Moreover, EGO has the ability to locate multiple failure points,
which would provide multiple starting points and thus a good
multimodal sampling density for the initial steps of multimodal AIS.
The resulting Gaussian process model is accurate in the
vicinity of the limit state, thereby providing an inexpensive surrogate that
can be used to provide response function samples.
As will be seen, using EGO to locate multiple points along the limit state,
and then using the resulting Gaussian process model to provide function
evaluations in multimodal AIS for the probability integration,
results in an accurate and efficient reliability analysis tool.

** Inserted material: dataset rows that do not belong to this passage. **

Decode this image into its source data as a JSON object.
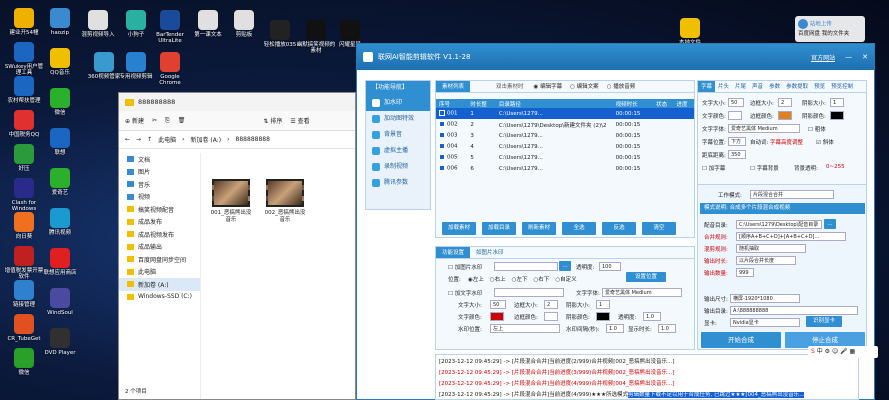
{
  "desktop": {
    "icons_left": [
      {
        "label": "建业开54幢",
        "color": "#f0b000"
      },
      {
        "label": "SWukey用户管理工具",
        "color": "#1a66c0"
      },
      {
        "label": "农村帮扶管理",
        "color": "#1a66c0"
      },
      {
        "label": "中国税务QQ",
        "color": "#e03030"
      },
      {
        "label": "好压",
        "color": "#2a9a3a"
      },
      {
        "label": "Clash for Windows",
        "color": "#2a2a8a"
      },
      {
        "label": "向日葵",
        "color": "#f07020"
      },
      {
        "label": "增值税发票开票软件",
        "color": "#c02020"
      },
      {
        "label": "链接管理",
        "color": "#3080d0"
      },
      {
        "label": "CR_TubeGet",
        "color": "#e05020"
      },
      {
        "label": "微信",
        "color": "#2aa02a"
      }
    ],
    "icons_col2": [
      {
        "label": "haozip",
        "color": "#3a8ad0"
      },
      {
        "label": "QQ音乐",
        "color": "#f0c000"
      },
      {
        "label": "微信",
        "color": "#2ab02a"
      },
      {
        "label": "联想",
        "color": "#1a66c0"
      },
      {
        "label": "爱奇艺",
        "color": "#2ab02a"
      },
      {
        "label": "腾讯视频",
        "color": "#1a9ad0"
      },
      {
        "label": "联想应用商店",
        "color": "#e02020"
      },
      {
        "label": "WindSoul",
        "color": "#4a4aa0"
      },
      {
        "label": "DVD Player",
        "color": "#303030"
      }
    ],
    "icons_top": [
      {
        "label": "混剪视频导入",
        "color": "#e0e0e0"
      },
      {
        "label": "小狗子",
        "color": "#2ab0a0"
      },
      {
        "label": "BarTender UltraLite",
        "color": "#1a4a9a"
      },
      {
        "label": "第一课文本",
        "color": "#e0e0e0"
      },
      {
        "label": "剪贴板",
        "color": "#e0e0e0"
      },
      {
        "label": "轻松播放035",
        "color": "#222"
      },
      {
        "label": "幽默搞笑视频的素材",
        "color": "#111"
      },
      {
        "label": "闪耀星星",
        "color": "#111"
      },
      {
        "label": "Google Chrome",
        "color": "#e04030"
      },
      {
        "label": "专用视频剪辑",
        "color": "#2a80d0"
      },
      {
        "label": "360视频管家",
        "color": "#3a9ad0"
      }
    ],
    "icons_right": [
      {
        "label": "本地文件",
        "color": "#f0c000"
      },
      {
        "label": "Microsoft Edge",
        "color": "#1a8ad0"
      },
      {
        "label": "1",
        "color": "#f0c000"
      }
    ],
    "baidu_label": "百度网盘",
    "upload_label": "站地上传",
    "baidu_sub": "我的文件夹",
    "tray_label": "中"
  },
  "explorer": {
    "title": "888888888",
    "new_btn": "新建",
    "sort_btn": "排序",
    "view_btn": "查看",
    "breadcrumb": [
      "此电脑",
      "新加卷 (A:)",
      "888888888"
    ],
    "nav_items": [
      {
        "label": "文档"
      },
      {
        "label": "图片"
      },
      {
        "label": "音乐"
      },
      {
        "label": "视频"
      },
      {
        "label": "搞笑视频配音"
      },
      {
        "label": "成品发布"
      },
      {
        "label": "成品视频发布"
      },
      {
        "label": "成品输出"
      },
      {
        "label": "百度网盘同步空间"
      },
      {
        "label": "此电脑"
      },
      {
        "label": "新加卷 (A:)"
      },
      {
        "label": "Windows-SSD (C:)"
      }
    ],
    "files": [
      {
        "name": "001_恶搞熊出没音乐"
      },
      {
        "name": "002_恶搞熊出没音乐"
      }
    ],
    "status": "2 个项目"
  },
  "app": {
    "title": "联网AI智能剪辑软件 V1.1-28",
    "website": "官方网站",
    "sidebar": {
      "header": "【功能导航】",
      "items": [
        "加水印",
        "加动图特效",
        "背景音",
        "虚拟主播",
        "录制视频",
        "腾讯参数"
      ]
    },
    "material": {
      "tab": "素材列表",
      "mode_label": "双击素材时",
      "radio_options": [
        "编辑字幕",
        "编辑文案",
        "播放音频"
      ],
      "columns": [
        "序号",
        "时长整",
        "目录路径",
        "视频时长",
        "状态",
        "进度"
      ],
      "rows": [
        {
          "id": "001",
          "count": "1",
          "path": "C:\\Users\\1279...",
          "dur": "00:00:15"
        },
        {
          "id": "002",
          "count": "2",
          "path": "C:\\Users\\1279\\Desktop\\新建文件夹 (2)\\2",
          "dur": "00:00:15"
        },
        {
          "id": "003",
          "count": "3",
          "path": "C:\\Users\\1279...",
          "dur": "00:00:15"
        },
        {
          "id": "004",
          "count": "4",
          "path": "C:\\Users\\1279...",
          "dur": "00:00:15"
        },
        {
          "id": "005",
          "count": "5",
          "path": "C:\\Users\\1279...",
          "dur": "00:00:15"
        },
        {
          "id": "006",
          "count": "6",
          "path": "C:\\Users\\1279...",
          "dur": "00:00:15"
        }
      ],
      "buttons": [
        "加载素材",
        "加载目录",
        "刷新素材",
        "全选",
        "反选",
        "清空"
      ]
    },
    "watermark": {
      "tabs": [
        "功能设置",
        "如图片水印"
      ],
      "img_wm_label": "加图片水印",
      "opacity_label": "透明度:",
      "opacity": "100",
      "position_label": "位置:",
      "positions": [
        "左上",
        "右上",
        "左下",
        "右下",
        "自定义"
      ],
      "set_position": "设置位置",
      "text_wm_label": "加文字水印",
      "text_font_label": "文字字体:",
      "text_font": "爱奇艺黑体 Medium",
      "text_size_label": "文字大小:",
      "text_size": "50",
      "border_label": "边框大小:",
      "border": "2",
      "shadow_label": "阴影大小:",
      "shadow": "1",
      "text_color_label": "文字颜色:",
      "border_color_label": "边框颜色:",
      "shadow_color_label": "阴影颜色:",
      "opacity2_label": "透明度:",
      "opacity_val": "1.0",
      "wm_pos_label": "水印位置:",
      "wm_pos": "左上",
      "wm_interval_label": "水印间隔(秒):",
      "wm_interval": "1.0",
      "wm_duration_label": "显示时长:",
      "wm_duration": "1.0"
    },
    "subtitle": {
      "tabs": [
        "字幕",
        "片头",
        "片尾",
        "声音",
        "参数",
        "参数提取",
        "预览",
        "预览控制"
      ],
      "font_size_label": "文字大小:",
      "font_size": "50",
      "border_size_label": "边框大小:",
      "border_size": "2",
      "shadow_size_label": "阴影大小:",
      "shadow_size": "1",
      "text_color_label": "文字颜色:",
      "border_color_label": "边框颜色:",
      "shadow_color_label": "阴影颜色:",
      "font_label": "文字字体:",
      "font": "爱奇艺黑体 Medium",
      "bold": "粗体",
      "pos_label": "字幕位置:",
      "pos": "下方",
      "sub_label": "自动词:",
      "sub_val": "字幕高度调整",
      "italic": "斜体",
      "distance_label": "距底距离:",
      "distance": "350",
      "check_add": "加字幕",
      "check_sub": "字幕背景",
      "bg_trans_label": "背景透明:",
      "bg_trans": "0~255"
    },
    "work": {
      "mode_label": "工作模式:",
      "mode": "片段混合合并",
      "mode_hint": "模式说明: 合成多个片段混合成视频",
      "config_dir_label": "配音目录:",
      "config_dir": "C:\\Users\\1279\\Desktop\\配音目录",
      "merge_rule_label": "合并规则:",
      "merge_rule": "[顺序A+B+C+D]+[A+B+C+D]...",
      "mix_rule_label": "混剪规则:",
      "mix_rule": "随机抽取",
      "output_label": "输出时长:",
      "output": "以片段合并长度",
      "count_label": "输出数量:",
      "count": "999",
      "res_label": "输出尺寸:",
      "res": "横屏-1920*1080",
      "out_dir_label": "输出目录:",
      "out_dir": "A:\\888888888",
      "gpu_label": "显卡:",
      "gpu": "Nvidia显卡",
      "gpu_btn": "识别显卡",
      "start_btn": "开始合成",
      "stop_btn": "停止合成"
    },
    "logs": [
      "[2023-12-12 09:45:29] -> [片段混合合并]当前进度(2/999)合并视频[002_恶搞熊出没音乐...]",
      "[2023-12-12 09:45:29] -> [片段混合合并]当前进度(3/999)合并视频[002_恶搞熊出没音乐...]",
      "[2023-12-12 09:45:29] -> [片段混合合并]当前进度(4/999)合并视频[004_恶搞熊出没音乐...]",
      "[2023-12-12 09:45:29] -> [片段混合合并]当前进度(4/999)★★★所选模式",
      "[2023-12-12 09:45:30] -> 全部任务已完成"
    ],
    "log_highlight": "剪辑数量下载不足以用于合成任务, 已跳过★★★[004_恶搞熊出没音乐..."
  },
  "colors": {
    "accent": "#2f8fd0",
    "selection": "#1560d0",
    "desktop_bg": "#0b1a3c"
  }
}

\subsection{Efficient Global Optimization}\label{uq:reliability:global:ego}

Chapter \ref{uq:ego} is now rewritten to support EGO/Bayesian optimization theory.

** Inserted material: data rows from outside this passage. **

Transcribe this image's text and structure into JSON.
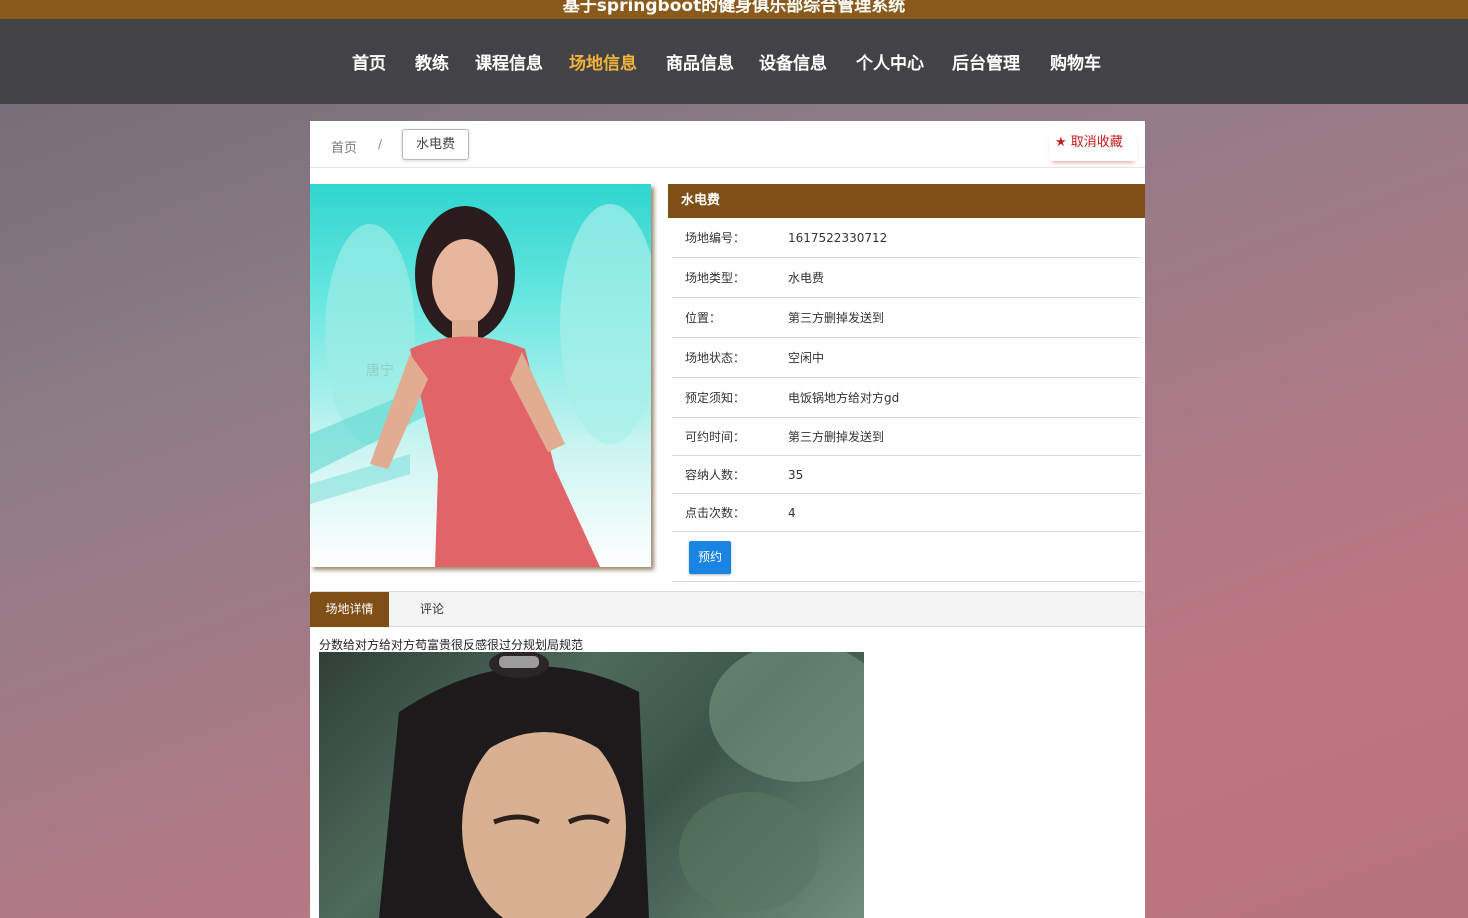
{
  "site_title": "基于springboot的健身俱乐部综合管理系统",
  "nav": [
    {
      "label": "首页",
      "active": false
    },
    {
      "label": "教练",
      "active": false
    },
    {
      "label": "课程信息",
      "active": false
    },
    {
      "label": "场地信息",
      "active": true
    },
    {
      "label": "商品信息",
      "active": false
    },
    {
      "label": "设备信息",
      "active": false
    },
    {
      "label": "个人中心",
      "active": false
    },
    {
      "label": "后台管理",
      "active": false
    },
    {
      "label": "购物车",
      "active": false
    }
  ],
  "breadcrumb": {
    "home": "首页",
    "separator": "/",
    "current": "水电费"
  },
  "favorite": {
    "icon": "star-icon",
    "label": "取消收藏"
  },
  "photo_caption": "唐宁",
  "detail": {
    "title": "水电费",
    "rows": [
      {
        "key": "场地编号：",
        "value": "1617522330712"
      },
      {
        "key": "场地类型：",
        "value": "水电费"
      },
      {
        "key": "位置：",
        "value": "第三方删掉发送到"
      },
      {
        "key": "场地状态：",
        "value": "空闲中"
      },
      {
        "key": "预定须知：",
        "value": "电饭锅地方给对方gd"
      },
      {
        "key": "可约时间：",
        "value": "第三方删掉发送到"
      },
      {
        "key": "容纳人数：",
        "value": "35"
      },
      {
        "key": "点击次数：",
        "value": "4"
      }
    ],
    "book_button": "预约"
  },
  "tabs": [
    {
      "label": "场地详情",
      "active": true
    },
    {
      "label": "评论",
      "active": false
    }
  ],
  "description": "分数给对方给对方苟富贵很反感很过分规划局规范",
  "colors": {
    "brand_brown": "#7f4f18",
    "nav_bg": "#434244",
    "nav_active": "#f0b43c",
    "button_blue": "#1a84e3",
    "favorite_red": "#c71b1b"
  }
}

\subsubsection{Expected Feasibility Function}\label{uq:reliability:global:ego:eff}

The expected improvement function provides an indication of how much the true
value of the response at a point can be expected to be less than the current
best solution.
It therefore makes little sense to apply this to the forward reliability problem
where the goal is not to minimize the response, but rather to find where it is
equal to a specified threshold value.
The expected feasibility function (EFF) is introduced here to provide an
indication of how well the true value of the response is expected to satisfy
the equality constraint $G({\bf u})\!=\!\bar{z}$.
Inspired by the contour estimation work in~\cite{Ran08}, this
expectation can be calculated in a similar fashion as Eq.~\ref{eq:eif_int}
by integrating over a region in the immediate vicinity of the threshold value
$\bar{z}\pm\epsilon$:
\begin{equation}
EF\bigl( \hat{G}({\bf u}) \bigr) =
  \int_{z-\epsilon}^{z+\epsilon}
    \bigl[ \epsilon - | \bar{z}-G | \bigr] \, \hat{G}({\bf u}) \; dG
\end{equation}
\noindent where $G$ denotes a realization of the distribution $\hat{G}$, as
before.
Allowing $z^+$ and $z^-$ to denote $\bar{z}\pm\epsilon$, respectively, this
integral can be expressed analytically as:
\begin{align}
EF\bigl( \hat{G}({\bf u}) \bigr) &= \left( \mu_G - \bar{z} \right)
           \left[ 2 \, \Phi\left( \frac{\bar{z} - \mu_G}{\sigma_G} \right) -
                       \Phi\left( \frac{  z^-   - \mu_G}{\sigma_G} \right) -
                       \Phi\left( \frac{  z^+   - \mu_G}{\sigma_G} \right)
          \right] \notag \\ & \ \ \ \ \ \ \ \ -
  \sigma_G \left[ 2 \, \phi\left( \frac{\bar{z} - \mu_G}{\sigma_G} \right) \, -
                       \phi\left( \frac{  z^-   - \mu_G}{\sigma_G} \right) \, -
                       \phi\left( \frac{  z^+   - \mu_G}{\sigma_G} \right)
          \right] \notag \\ & \ \ \ \ \ \ \ \ + \ \ \,
  \epsilon \left[      \Phi\left( \frac{  z^+   - \mu_G}{\sigma_G} \right) -
                       \Phi\left( \frac{  z^-   - \mu_G}{\sigma_G} \right)
          \right] \label{eq:eff}
\end{align}
where $\epsilon$ is proportional to the standard deviation of the GP
predictor ($\epsilon\propto\sigma_G$).
In this case, $z^-$, $z^+$, $\mu_G$, $\sigma_G$, and $\epsilon$ are all functions of the
location ${\bf u}$, while $\bar{z}$ is a constant.
Note that the EFF provides the same balance between exploration and
exploitation as is captured in the EIF.
Points where the expected value is close to the threshold
($\mu_G\!\approx\!\bar{z}$) and points with a large uncertainty in the
prediction will have large expected feasibility values.